An early implementation of the technology can already be seen in the Australian-made Ford Territory, whose advanced hardware is the latest in a revolution in car manufacturing which will lead to smartphone interaction, cloud computing, vehicle-specific apps and more.
The Territory includes a USB port that has upgradable architecture, which will allow the company to “provide updates for customers”, and should work in a similar capacity to the iPhone, allowing the use of apps which can be customised and upgraded. This will inevitably include social functionality.
“Certainly, the capability is there and it’s something we’ll look at in future,” says Papadomanolakis. ”You can deploy future functions as they become available. You’ll be able to download updates through the USB.”
The 10-year lifespans of modern vehicles has always presented a problem for manufacturers but if the electronic infrastructure is upgradeable (and the applications therein) the life of the car could be extended whilst still seeming ‘modern’ to the end user. And of course, downloadable apps presents a new revenue stream to the car industry, one that is both unique and ongoing.
‘You no longer have to wait for a model update,” Papadomanolakis says.
Earlier this week, Toyota announced a deal with Microsoft to build a global computer network that would provide Toyota drivers with in-car information, navigation and applications using a cloud computing system that will be accessible around the world.
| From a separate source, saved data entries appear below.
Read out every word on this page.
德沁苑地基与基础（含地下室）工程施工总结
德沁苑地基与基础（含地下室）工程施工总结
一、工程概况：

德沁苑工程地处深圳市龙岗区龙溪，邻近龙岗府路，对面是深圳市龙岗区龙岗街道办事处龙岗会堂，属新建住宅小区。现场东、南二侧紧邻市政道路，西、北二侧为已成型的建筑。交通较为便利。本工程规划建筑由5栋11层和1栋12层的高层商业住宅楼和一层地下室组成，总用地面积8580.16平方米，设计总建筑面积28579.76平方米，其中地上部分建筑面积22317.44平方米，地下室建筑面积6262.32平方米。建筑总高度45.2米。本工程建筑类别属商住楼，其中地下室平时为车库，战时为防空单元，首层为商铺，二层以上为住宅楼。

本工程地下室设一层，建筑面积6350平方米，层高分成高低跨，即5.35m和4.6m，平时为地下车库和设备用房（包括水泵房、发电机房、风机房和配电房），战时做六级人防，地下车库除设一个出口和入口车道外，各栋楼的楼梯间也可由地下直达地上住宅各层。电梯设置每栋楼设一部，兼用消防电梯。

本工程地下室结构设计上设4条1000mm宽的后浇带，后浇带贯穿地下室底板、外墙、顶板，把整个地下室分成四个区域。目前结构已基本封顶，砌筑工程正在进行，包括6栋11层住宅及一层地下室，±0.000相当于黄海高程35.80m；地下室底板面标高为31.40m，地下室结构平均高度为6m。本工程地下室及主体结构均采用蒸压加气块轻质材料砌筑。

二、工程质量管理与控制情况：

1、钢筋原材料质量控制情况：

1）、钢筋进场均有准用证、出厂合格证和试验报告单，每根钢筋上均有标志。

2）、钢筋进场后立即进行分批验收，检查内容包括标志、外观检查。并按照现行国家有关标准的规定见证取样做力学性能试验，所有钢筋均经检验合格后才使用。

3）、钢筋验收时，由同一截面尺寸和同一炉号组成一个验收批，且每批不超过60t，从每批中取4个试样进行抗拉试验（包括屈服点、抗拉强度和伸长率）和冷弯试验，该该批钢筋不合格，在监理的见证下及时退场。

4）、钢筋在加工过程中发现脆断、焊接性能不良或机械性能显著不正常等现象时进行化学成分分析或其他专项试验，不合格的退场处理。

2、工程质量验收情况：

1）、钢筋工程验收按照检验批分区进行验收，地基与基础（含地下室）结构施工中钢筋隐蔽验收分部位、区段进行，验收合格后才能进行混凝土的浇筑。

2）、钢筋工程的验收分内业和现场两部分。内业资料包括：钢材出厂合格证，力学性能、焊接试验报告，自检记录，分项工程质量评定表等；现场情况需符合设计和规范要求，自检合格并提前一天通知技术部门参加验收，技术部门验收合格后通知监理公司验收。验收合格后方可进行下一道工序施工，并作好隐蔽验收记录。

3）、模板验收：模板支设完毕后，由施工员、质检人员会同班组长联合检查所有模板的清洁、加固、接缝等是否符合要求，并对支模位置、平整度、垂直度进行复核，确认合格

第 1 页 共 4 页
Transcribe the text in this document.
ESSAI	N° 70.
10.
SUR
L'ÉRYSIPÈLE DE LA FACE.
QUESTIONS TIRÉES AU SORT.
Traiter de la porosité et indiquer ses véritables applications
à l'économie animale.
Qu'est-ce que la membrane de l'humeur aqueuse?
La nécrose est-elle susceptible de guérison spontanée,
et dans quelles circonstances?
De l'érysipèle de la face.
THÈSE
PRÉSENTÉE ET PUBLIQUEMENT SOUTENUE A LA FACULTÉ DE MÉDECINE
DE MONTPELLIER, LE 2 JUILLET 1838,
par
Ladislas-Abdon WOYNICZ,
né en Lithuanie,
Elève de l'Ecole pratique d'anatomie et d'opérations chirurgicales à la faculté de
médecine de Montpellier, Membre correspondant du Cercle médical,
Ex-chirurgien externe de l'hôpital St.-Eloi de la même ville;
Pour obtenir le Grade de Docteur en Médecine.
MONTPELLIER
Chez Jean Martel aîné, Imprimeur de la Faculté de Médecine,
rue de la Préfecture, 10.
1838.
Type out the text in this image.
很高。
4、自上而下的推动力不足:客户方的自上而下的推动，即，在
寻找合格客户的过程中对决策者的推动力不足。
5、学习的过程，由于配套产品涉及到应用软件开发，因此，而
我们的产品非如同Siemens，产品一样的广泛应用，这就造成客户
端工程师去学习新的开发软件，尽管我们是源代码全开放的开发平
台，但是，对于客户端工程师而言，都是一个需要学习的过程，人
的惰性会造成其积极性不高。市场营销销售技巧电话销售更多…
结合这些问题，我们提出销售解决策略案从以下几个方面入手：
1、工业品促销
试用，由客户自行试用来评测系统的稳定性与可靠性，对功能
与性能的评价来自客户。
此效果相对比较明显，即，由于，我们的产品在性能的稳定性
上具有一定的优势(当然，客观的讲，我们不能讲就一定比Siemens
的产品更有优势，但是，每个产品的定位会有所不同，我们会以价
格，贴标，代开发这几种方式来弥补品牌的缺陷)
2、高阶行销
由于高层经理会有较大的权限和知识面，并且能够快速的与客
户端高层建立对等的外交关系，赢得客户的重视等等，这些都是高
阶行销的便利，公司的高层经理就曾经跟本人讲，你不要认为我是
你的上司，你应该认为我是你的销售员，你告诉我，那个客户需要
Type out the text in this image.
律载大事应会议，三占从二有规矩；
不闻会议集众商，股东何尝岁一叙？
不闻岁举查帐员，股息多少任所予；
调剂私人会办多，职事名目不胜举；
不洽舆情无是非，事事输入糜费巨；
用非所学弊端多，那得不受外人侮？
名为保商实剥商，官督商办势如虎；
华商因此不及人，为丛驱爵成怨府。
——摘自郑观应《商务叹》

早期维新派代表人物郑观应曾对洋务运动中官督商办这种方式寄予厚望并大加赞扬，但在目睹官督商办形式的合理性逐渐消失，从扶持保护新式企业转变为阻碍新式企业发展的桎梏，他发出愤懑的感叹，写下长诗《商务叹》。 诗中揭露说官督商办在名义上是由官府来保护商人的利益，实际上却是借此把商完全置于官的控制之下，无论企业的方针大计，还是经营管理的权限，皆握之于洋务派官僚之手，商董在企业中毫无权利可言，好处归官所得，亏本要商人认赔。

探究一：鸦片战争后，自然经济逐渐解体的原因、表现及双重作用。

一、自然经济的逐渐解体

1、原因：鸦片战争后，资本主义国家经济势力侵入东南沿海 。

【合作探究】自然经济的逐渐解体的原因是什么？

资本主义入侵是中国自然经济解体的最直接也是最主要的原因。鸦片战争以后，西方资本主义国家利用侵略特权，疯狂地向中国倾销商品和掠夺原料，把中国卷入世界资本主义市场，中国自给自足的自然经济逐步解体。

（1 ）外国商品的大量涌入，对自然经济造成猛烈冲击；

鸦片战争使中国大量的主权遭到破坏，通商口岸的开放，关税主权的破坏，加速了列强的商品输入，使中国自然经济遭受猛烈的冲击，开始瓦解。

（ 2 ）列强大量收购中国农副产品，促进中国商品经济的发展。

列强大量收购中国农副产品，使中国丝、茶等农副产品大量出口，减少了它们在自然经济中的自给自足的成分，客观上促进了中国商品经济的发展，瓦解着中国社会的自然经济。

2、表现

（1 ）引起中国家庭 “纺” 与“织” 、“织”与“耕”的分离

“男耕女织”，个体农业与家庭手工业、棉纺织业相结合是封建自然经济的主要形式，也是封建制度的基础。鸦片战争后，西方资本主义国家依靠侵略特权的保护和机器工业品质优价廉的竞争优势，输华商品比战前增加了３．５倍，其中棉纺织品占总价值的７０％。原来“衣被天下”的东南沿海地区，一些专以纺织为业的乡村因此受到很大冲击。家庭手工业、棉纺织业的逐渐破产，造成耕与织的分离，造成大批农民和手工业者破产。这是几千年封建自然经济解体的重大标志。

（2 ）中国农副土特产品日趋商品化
“’Together, utilising Windows Azure and Microsoft’s vast information infrastructure, we will boost the value of automobiles by making them information terminals, moving beyond today’s GPS navigation and wireless safety communications, while at the same time enhancing driver and traffic safety,” said Toyota president Akio Toyoda.
The futuristic Mercedes-Benz Concept-A Class includes an advanced 3D colour screen that communicates with a smartphone, which means that ”all the applications, services and features of a digital lifestyle can therefore be operated” via the car’s controls.
Access to these applications is expected to work in a similar capacity to sat navs, with voice recognition probable for interaction with Twitter or Facebook, so you might want to switch it off during morning rush hour.
Of greater concern for developers is ensuring that this new functionality doesn’t lead to the car’s electronics system glitching, freezing or rebooting under the additional – and some might argue unnecessary – strain. And some might also say that with Windows under the hood at Toyota, that’s a distinct possibility, certainly for those driving their cars during the
kamikaze beta testing stage of the software. Brings a new whole new level to the harsh reality of “crashing constantly”.